Charles Hythloday has been doing his best to squander the family fortune, holding endless parties in the grand family estate of Amaurot, which is crumbling in the wake of his father’s passing and his mother’s stint in rehab. Charles’ social drinking has turned to reclusiveness, and strange things have been happening. The help, the Slavic Mrs P., has been making lavish dishes in the small hours of the night, he’s convinced that his wannabe-actress sister Bel’s new working class beau is casing the joint (bits and pieces of furniture and ornaments have started disappearing after all), and on top of that he’s started seeing strange people, fairies and angels within the grounds at night. Something is going on at Amaurot, and Charles doesn’t want to get to the bottom of it! Unfortunately, events are going to conspire against him on that front.
After Skippy Dies, which I loved, I attempted to read Murray’s third novel, The Mark and the Void, but found it didn’t really grab me. I wasn’t sure what to expect of his debut, but An Evening of Long Goodbyes has all the shaggy charm of Skippy Dies, that same sharp prose and hysterical realist outlook. It’s hard not to warm to Charles’ curmudgeonly elitism and general inability to gauge anything that’s going on, and the gags fly thick and fast. The more delicate and profound articulations of meaning and love from Skippy Diesaren’t so much in evidence here, but An Evening of Long Goodbyes rollicks along at a pretty consuming pace, and it’s hard not to be intrigued by the more mysterious aspects of the novel. We might be ahead of Charles, but that doesn’t mean we’re ahead of Murray.
“Names were important, if only one could work out what they meant.”
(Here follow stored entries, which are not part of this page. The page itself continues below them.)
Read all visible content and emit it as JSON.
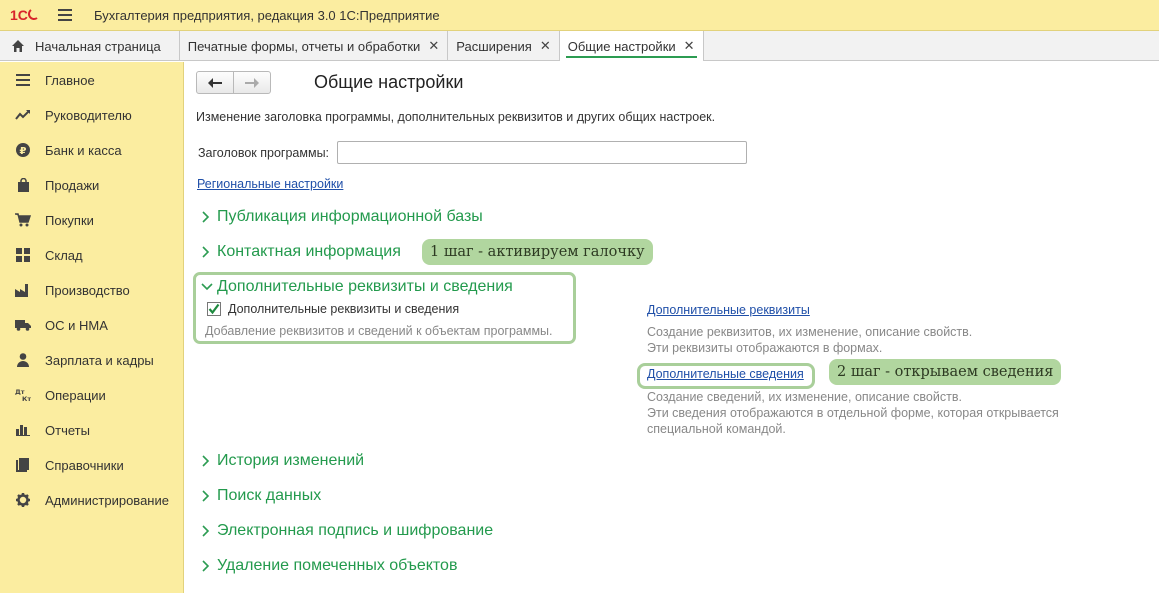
{
  "app": {
    "title": "Бухгалтерия предприятия, редакция 3.0 1С:Предприятие",
    "accent_color": "#239a4d",
    "panel_color": "#fbeda0"
  },
  "tabs": [
    {
      "label": "Начальная страница",
      "icon": "home-icon"
    },
    {
      "label": "Печатные формы, отчеты и обработки",
      "closable": true
    },
    {
      "label": "Расширения",
      "closable": true
    },
    {
      "label": "Общие настройки",
      "closable": true,
      "active": true
    }
  ],
  "sidebar": {
    "items": [
      {
        "label": "Главное",
        "icon": "menu-lines-icon"
      },
      {
        "label": "Руководителю",
        "icon": "trend-chart-icon"
      },
      {
        "label": "Банк и касса",
        "icon": "ruble-coin-icon"
      },
      {
        "label": "Продажи",
        "icon": "shopping-bag-icon"
      },
      {
        "label": "Покупки",
        "icon": "shopping-cart-icon"
      },
      {
        "label": "Склад",
        "icon": "warehouse-boxes-icon"
      },
      {
        "label": "Производство",
        "icon": "factory-icon"
      },
      {
        "label": "ОС и НМА",
        "icon": "truck-icon"
      },
      {
        "label": "Зарплата и кадры",
        "icon": "person-icon"
      },
      {
        "label": "Операции",
        "icon": "debit-credit-icon",
        "glyph_top": "Дт",
        "glyph_bottom": "Кт"
      },
      {
        "label": "Отчеты",
        "icon": "bar-chart-icon"
      },
      {
        "label": "Справочники",
        "icon": "books-icon"
      },
      {
        "label": "Администрирование",
        "icon": "gear-icon"
      }
    ]
  },
  "main": {
    "nav": {
      "back": "🡐",
      "forward": "🡒"
    },
    "page_title": "Общие настройки",
    "description": "Изменение заголовка программы, дополнительных реквизитов и других общих настроек.",
    "program_title_label": "Заголовок программы:",
    "program_title_value": "",
    "regional_link": "Региональные настройки",
    "sections": {
      "publication": "Публикация информационной базы",
      "contact_info": "Контактная информация",
      "additional": "Дополнительные реквизиты и сведения",
      "history": "История изменений",
      "search": "Поиск данных",
      "signature": "Электронная подпись и шифрование",
      "deletion": "Удаление помеченных объектов"
    },
    "additional_block": {
      "checkbox_label": "Дополнительные реквизиты и сведения",
      "checkbox_checked": true,
      "checkbox_hint": "Добавление реквизитов и сведений к объектам программы.",
      "attributes_link": "Дополнительные реквизиты",
      "attributes_hint_1": "Создание реквизитов, их изменение, описание свойств.",
      "attributes_hint_2": "Эти реквизиты отображаются в формах.",
      "info_link": "Дополнительные сведения",
      "info_hint_1": "Создание сведений, их изменение, описание свойств.",
      "info_hint_2": "Эти сведения отображаются в отдельной форме, которая открывается",
      "info_hint_3": "специальной командой."
    },
    "callouts": {
      "step1": "1 шаг - активируем галочку",
      "step2": "2 шаг - открываем сведения"
    }
  }
}
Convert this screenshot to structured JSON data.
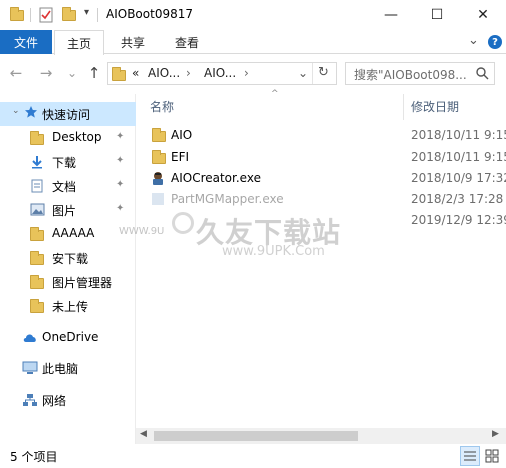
{
  "window": {
    "title": "AIOBoot09817",
    "minimize_glyph": "—",
    "maximize_glyph": "☐",
    "close_glyph": "✕"
  },
  "ribbon": {
    "file_tab": "文件",
    "tabs": [
      "主页",
      "共享",
      "查看"
    ],
    "active_tab_index": 0,
    "expand_glyph": "⌄",
    "help_glyph": "?"
  },
  "nav": {
    "back_glyph": "←",
    "forward_glyph": "→",
    "recent_glyph": "⌄",
    "up_glyph": "↑"
  },
  "address": {
    "overflow": "«",
    "segments": [
      "AIO...",
      "AIO..."
    ],
    "separator": "›",
    "dropdown_glyph": "⌄",
    "refresh_glyph": "↻"
  },
  "search": {
    "placeholder": "搜索\"AIOBoot098...",
    "icon": "search-icon"
  },
  "sidebar": {
    "quick_access": "快速访问",
    "items": [
      {
        "label": "Desktop",
        "icon": "folder-icon",
        "pinned": true
      },
      {
        "label": "下载",
        "icon": "download-icon",
        "pinned": true
      },
      {
        "label": "文档",
        "icon": "document-icon",
        "pinned": true
      },
      {
        "label": "图片",
        "icon": "picture-icon",
        "pinned": true
      },
      {
        "label": "AAAAA",
        "icon": "folder-icon",
        "pinned": false
      },
      {
        "label": "安下载",
        "icon": "folder-icon",
        "pinned": false
      },
      {
        "label": "图片管理器",
        "icon": "folder-icon",
        "pinned": false
      },
      {
        "label": "未上传",
        "icon": "folder-icon",
        "pinned": false
      }
    ],
    "onedrive": "OneDrive",
    "this_pc": "此电脑",
    "network": "网络",
    "pin_glyph": "📌"
  },
  "columns": {
    "name": "名称",
    "modified": "修改日期",
    "sort_glyph": "^"
  },
  "files": [
    {
      "name": "AIO",
      "date": "2018/10/11 9:15",
      "icon": "folder-icon",
      "faded": false
    },
    {
      "name": "EFI",
      "date": "2018/10/11 9:15",
      "icon": "folder-icon",
      "faded": false
    },
    {
      "name": "AIOCreator.exe",
      "date": "2018/10/9 17:32",
      "icon": "exe-icon",
      "faded": false
    },
    {
      "name": "PartMGMapper.exe",
      "date": "2018/2/3 17:28",
      "icon": "exe-icon",
      "faded": true
    },
    {
      "name": "",
      "date": "2019/12/9 12:39",
      "icon": "file-icon",
      "faded": false
    }
  ],
  "watermark": {
    "logo": "久友下载站",
    "url": "www.9UPK.Com",
    "side": "WWW.9U"
  },
  "status": {
    "count": "5 个项目"
  },
  "colors": {
    "accent": "#1a6dc3",
    "selected": "#cce8ff",
    "folder": "#e8c35a"
  }
}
An Evening of Long Goodbyes is something of a shaggy dog story, sprawling and chaotic. I never knew where it was going, in both a good way but also with a little doubt as to whether Murray did. But the novel never deviates too far from where it needs to be, and, in the end, Murray pulls off the grand trick, just. It’s a strong debut, for sure, not without its flaws, a je nais sais quoi, something that would tie the room together and, though you don’t know what, its absence is nevertheless palpable. With that said, it is, broadly, a very enjoyable novel, a little overwritten, but effortlessly charming and with that wonderful maximalist prose that I always enjoy. Murray doesn’t disappoint, and is, indeed, a worthy rival to Zadie Smith, giving off White Teeth vibes in his best moments. It’s a little ropey in places, but this is a surprisingly eloquent satire on inequality that remains pertinent despite being nearly twenty years old now. It’s Paul Murray, and I’m happy.